Benjamin foi seguramente um dos baluartes da luta contra uma leitura simplificadora, determinista, da concepção materialista da história, um revalorizador da iniciativa do sujeito revolucionário. Quando Benjamin diz que é preciso escovar a história a contrapelo, ele nos dá uma dica maravilhosa. Ele nos ajuda a pensar na grandeza e na importância do desafio de nos mobilizarmos, inteiros e apaixonados, na oposição a uma história que está sendo feita pelos outros. Vejo nisso um ponto de convergência entre espíritos tão diferentes como Gramsci e Benjamin.

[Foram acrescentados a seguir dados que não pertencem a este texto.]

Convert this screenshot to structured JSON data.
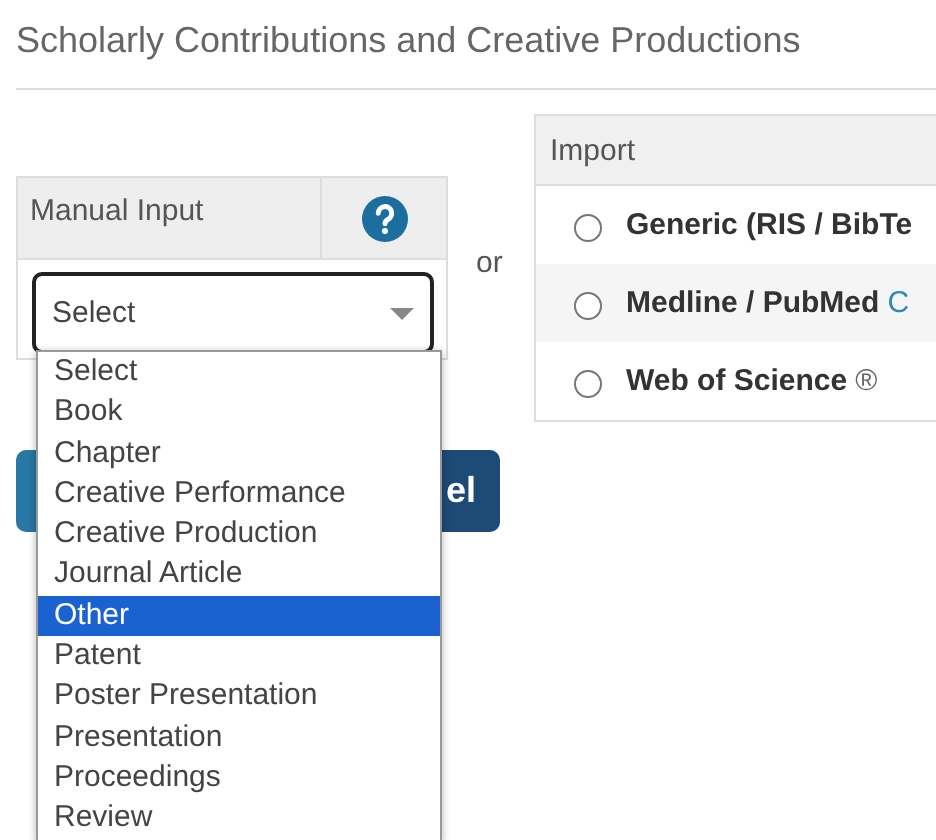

Entre os autores aos quais você já dedicou sua atenção está justamente um contemporâneo de Benjamin: Brecht. O que chamou sua atenção para ele?

Poderíamos dizer, muito esquematicamente, que três grandes pensadores marxistas do século XX pensaram sobre a arte: Lukács, Adorno e Benjamin. Nas suas concepções sobre estética, eles sentiram necessidade de encontrar um autor que seria a expressão prática, criadora, nas artes, do que eles pensavam no plano da teoria estética. Lukács identifica em Thomas Mann a tradução mais bem-sucedida da linha que teoriza. Adorno se volta para a rebeldia radical de Beckett, como aquele que corporifica aquilo que ele teoriza. E Benjamin vê na obra de Brecht a ilustração daquilo que preconiza no plano teórico. Depois de ter lido Benjamin, voltei a Brecht e fiz uma descoberta que me emocionou muito: Brecht, que é um autor muito importante e valorizado como homem de teatro, é muito pouco explorado como poeta. Eu o tinha lido quando estive na Alemanha aprendendo alemão, e tinha ficado muito impressionado com a simplicidade da sua linguagem. Brecht é um poeta que usa palavras cotidianas. Sua linguagem é simples, porém sutil. Descobri que é muito difícil traduzi-lo. As traduções francesas são fiéis, razoáveis, mas não têm o charme do original. As traduções inglesas menos ainda. E as portuguesas me pareceram, salvo algumas poucas exceções, bastante problemáticas. Fiquei impressionado com isso. Não sou um tradutor suficientemente competente nem disposto a essa tarefa de gigante. Mas fiz um livrinho divulgando a poesia do Brecht, parte desse projeto de dizer: "gente, a cultura socialista tem expressões artísticas maravilhosas".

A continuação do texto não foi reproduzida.